Saturday, October 18, 2008

Greens' poster child leads the pack

(First published in the Curmudgeon column, Dominion Post, Otober 14).

IF THE ELECTION outcome were decided by the impact of party election hoardings, the Greens would be a shoo-in.

Their billboards depict an appealing but vulnerable-looking child pictured against a backdrop of that increasingly precious commodity, water, with the simple yet powerful slogan “Vote for me”.

The wording is a clever twist on a line normally used by candidates themselves, but it also plays on voters’ anxieties about the future. It’s a highly effective piece of political sloganeering, made to look even better because of the dreary competition.

John Key’s National Party has gone for the extraordinarily unadventurous line “Choose a brighter future”, which would have seemed bland even in the party’s conservative 1960s heyday. Cynics might say it perfectly matches the party’s strategy, which (as far as one can tell) is to take no risks and offend no one. A more apt slogan, borrowing from a famous quote in the movie When Harry Met Sally, would have been: “I’ll promise what she’s promising”.

Labour, on the other hand, has simply given up. “Party vote Labour”, its billboards say – a tacit admission, it seems, that it has no achievements to boast of and no vision with which to inspire a jaded electorate. Instead it’s counting on a large and suspiciously flattering photo of the Dear Leader to mobilise support.

A more effective poster might have had a sterner-looking PM with the wording: “Vote for me, or you’ll all be kept in after school”.

Advertising slogans have been credited in the past with turning entire campaigns – think of Labour’s success in 1972 with “It’s Time” (borrowed, if I recall correctly, from Australia). Election campaigns were seen as an opportunity for cutting-edge advertising agencies to make their mark with bold and provocative ideas, such as Colenso’s inflammatory Dancing Cossacks ad for Robert Muldoon’s National Party in 1975.

No chance of that happening in 2008. Even ACT, the party most willing to frighten the horses, has opted for non-threatening billboards. What they need is something a bit more edgy, perhaps playing up Rodney Hide’s pitbull side – something along the lines of, “Vote for me, or I’ll rip yer bloody arms off”.

* * *

CELEBRITY endorsement of political parties is a distasteful American phenomenon that should be discouraged.

Sam Neill introduced it to New Zealand when he backed Labour in 2005. Musicians Don McGlashan and Chris Knox lined up behind Labour too, and now Outrageous Fortune actress Robyn Malcolm has a starring role in the Greens’ election campaign.

It’s significant that such people back parties of the left, which tend to be generous in doling out taxpayers’ money to the arts sector. Many actors would be out of work without state handouts, so there may be an element of self-interest as well as inflated self-regard at work here.

Why is the practice distasteful? Because people like Malcolm and Neill are no more qualified than plumbers or bank tellers to advise people how to vote. They, and the parties they support, improperly trade on their celebrity status in the hope that it will sway mindless voters.

Having a famous face confers no political wisdom or insight. Actors become household names for one reason only: their ability to pretend they are someone else – hardly a recipe for political credibility.

* * *

WHATEVER his faults as a prime minister, David Lange had a gift for the apposite phrase. And he was never more correct than when he coined the expression “demented reef fish” to describe the jittery, irrational behaviour of players in the investment markets.

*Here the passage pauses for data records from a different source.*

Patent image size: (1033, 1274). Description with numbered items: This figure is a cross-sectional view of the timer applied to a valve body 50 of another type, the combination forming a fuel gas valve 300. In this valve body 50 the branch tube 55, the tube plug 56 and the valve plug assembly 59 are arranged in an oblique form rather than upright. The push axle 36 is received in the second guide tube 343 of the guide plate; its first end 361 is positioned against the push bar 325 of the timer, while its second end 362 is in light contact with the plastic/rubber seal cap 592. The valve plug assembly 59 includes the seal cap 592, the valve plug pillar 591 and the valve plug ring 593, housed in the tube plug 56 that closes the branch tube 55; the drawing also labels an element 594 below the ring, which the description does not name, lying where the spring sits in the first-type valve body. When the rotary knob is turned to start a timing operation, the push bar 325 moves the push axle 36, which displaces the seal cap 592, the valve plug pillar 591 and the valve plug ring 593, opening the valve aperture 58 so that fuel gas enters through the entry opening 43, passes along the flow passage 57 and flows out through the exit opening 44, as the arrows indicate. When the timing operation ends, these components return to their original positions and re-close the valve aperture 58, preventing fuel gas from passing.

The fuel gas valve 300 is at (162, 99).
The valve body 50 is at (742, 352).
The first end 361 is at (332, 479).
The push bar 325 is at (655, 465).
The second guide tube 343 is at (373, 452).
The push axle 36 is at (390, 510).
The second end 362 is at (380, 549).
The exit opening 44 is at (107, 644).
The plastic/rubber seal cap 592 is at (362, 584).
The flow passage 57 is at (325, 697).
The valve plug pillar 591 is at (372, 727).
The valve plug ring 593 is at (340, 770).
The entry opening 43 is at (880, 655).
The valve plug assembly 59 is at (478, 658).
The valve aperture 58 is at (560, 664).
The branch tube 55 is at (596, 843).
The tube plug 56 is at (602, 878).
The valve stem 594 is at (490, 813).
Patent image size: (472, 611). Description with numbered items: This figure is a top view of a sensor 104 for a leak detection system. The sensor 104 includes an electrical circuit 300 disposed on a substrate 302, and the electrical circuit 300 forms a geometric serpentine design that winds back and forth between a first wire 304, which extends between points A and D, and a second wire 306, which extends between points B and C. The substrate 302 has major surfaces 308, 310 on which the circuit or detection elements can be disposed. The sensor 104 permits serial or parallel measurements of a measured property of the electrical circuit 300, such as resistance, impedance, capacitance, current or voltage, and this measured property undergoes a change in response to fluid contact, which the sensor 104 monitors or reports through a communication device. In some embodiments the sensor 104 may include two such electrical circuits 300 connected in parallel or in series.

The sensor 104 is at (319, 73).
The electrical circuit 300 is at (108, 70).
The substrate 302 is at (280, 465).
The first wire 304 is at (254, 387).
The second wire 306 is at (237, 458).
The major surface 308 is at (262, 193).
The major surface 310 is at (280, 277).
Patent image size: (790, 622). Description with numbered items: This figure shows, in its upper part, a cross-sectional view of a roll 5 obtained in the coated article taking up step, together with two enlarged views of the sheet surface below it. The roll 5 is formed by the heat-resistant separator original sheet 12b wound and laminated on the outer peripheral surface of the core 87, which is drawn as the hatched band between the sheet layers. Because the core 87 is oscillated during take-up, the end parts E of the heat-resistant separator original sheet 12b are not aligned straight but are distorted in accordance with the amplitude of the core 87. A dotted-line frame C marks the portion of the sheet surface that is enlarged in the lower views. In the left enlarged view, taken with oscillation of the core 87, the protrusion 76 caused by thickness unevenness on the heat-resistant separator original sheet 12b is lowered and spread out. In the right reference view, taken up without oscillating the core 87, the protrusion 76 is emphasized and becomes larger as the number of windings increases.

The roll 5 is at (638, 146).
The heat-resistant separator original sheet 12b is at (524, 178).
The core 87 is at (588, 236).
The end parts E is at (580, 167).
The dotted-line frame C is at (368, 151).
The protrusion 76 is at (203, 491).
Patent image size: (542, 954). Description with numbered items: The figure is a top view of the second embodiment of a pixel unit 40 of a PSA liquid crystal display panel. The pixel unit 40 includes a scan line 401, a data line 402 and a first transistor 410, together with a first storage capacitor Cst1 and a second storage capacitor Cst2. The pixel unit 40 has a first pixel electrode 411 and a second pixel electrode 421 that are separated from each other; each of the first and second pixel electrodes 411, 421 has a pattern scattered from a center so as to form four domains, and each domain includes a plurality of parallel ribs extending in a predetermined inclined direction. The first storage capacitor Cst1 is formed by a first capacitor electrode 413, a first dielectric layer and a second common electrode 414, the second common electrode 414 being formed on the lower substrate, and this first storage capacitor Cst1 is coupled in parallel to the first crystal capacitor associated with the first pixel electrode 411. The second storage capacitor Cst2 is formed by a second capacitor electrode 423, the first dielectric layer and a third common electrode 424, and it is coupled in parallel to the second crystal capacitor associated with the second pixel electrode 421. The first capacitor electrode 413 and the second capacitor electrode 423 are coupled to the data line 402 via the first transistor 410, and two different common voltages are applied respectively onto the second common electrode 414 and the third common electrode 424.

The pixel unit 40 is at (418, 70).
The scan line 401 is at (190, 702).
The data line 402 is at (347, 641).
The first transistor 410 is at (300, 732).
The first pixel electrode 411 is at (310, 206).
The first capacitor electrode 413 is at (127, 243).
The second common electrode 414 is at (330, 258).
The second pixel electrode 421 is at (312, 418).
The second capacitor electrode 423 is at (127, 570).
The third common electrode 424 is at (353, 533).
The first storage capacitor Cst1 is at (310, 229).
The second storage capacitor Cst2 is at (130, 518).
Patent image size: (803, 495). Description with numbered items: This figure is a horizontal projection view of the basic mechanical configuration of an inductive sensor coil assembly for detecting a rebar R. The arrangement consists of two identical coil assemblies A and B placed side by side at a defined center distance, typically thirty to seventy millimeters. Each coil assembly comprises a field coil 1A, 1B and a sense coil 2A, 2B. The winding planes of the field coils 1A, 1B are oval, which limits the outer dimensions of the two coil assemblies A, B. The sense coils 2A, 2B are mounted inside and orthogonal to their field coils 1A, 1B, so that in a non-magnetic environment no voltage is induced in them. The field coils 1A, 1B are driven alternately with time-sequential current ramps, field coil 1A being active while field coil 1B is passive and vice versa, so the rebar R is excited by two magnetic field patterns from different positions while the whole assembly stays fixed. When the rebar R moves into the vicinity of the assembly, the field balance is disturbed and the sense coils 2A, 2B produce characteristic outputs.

The myth that big investors have nerves of steel and make decisions on the basis of cool, clinical analysis has taken a hammering in recent weeks, just as it did in 1987. It’s clear to virtually everyone but the participants that the markets are driven by a toxic combination of greed, fear and panic.

They exhibit a behaviour pattern eerily similar to manic-depressive illness, alternating between irrational exuberance when markets are going up and black despair at the first sign of the inevitable downturn.

I’ve watched the share price of a company in which I have a modest investment bounce around crazily from one day to the next, not because of any specific development but in response to “market sentiment” – a euphemism for Lange’s demented reef fish.

We’ve seen these creatures in Jacques Cousteau documentaries – massive schools swimming furiously in the same direction one moment, then being spooked by some imagined menace and mindlessly darting off in another.

It all helps to explain why economics is such an imprecise science. Ultimately, it’s about human behaviour in all its caprice and unpredictability.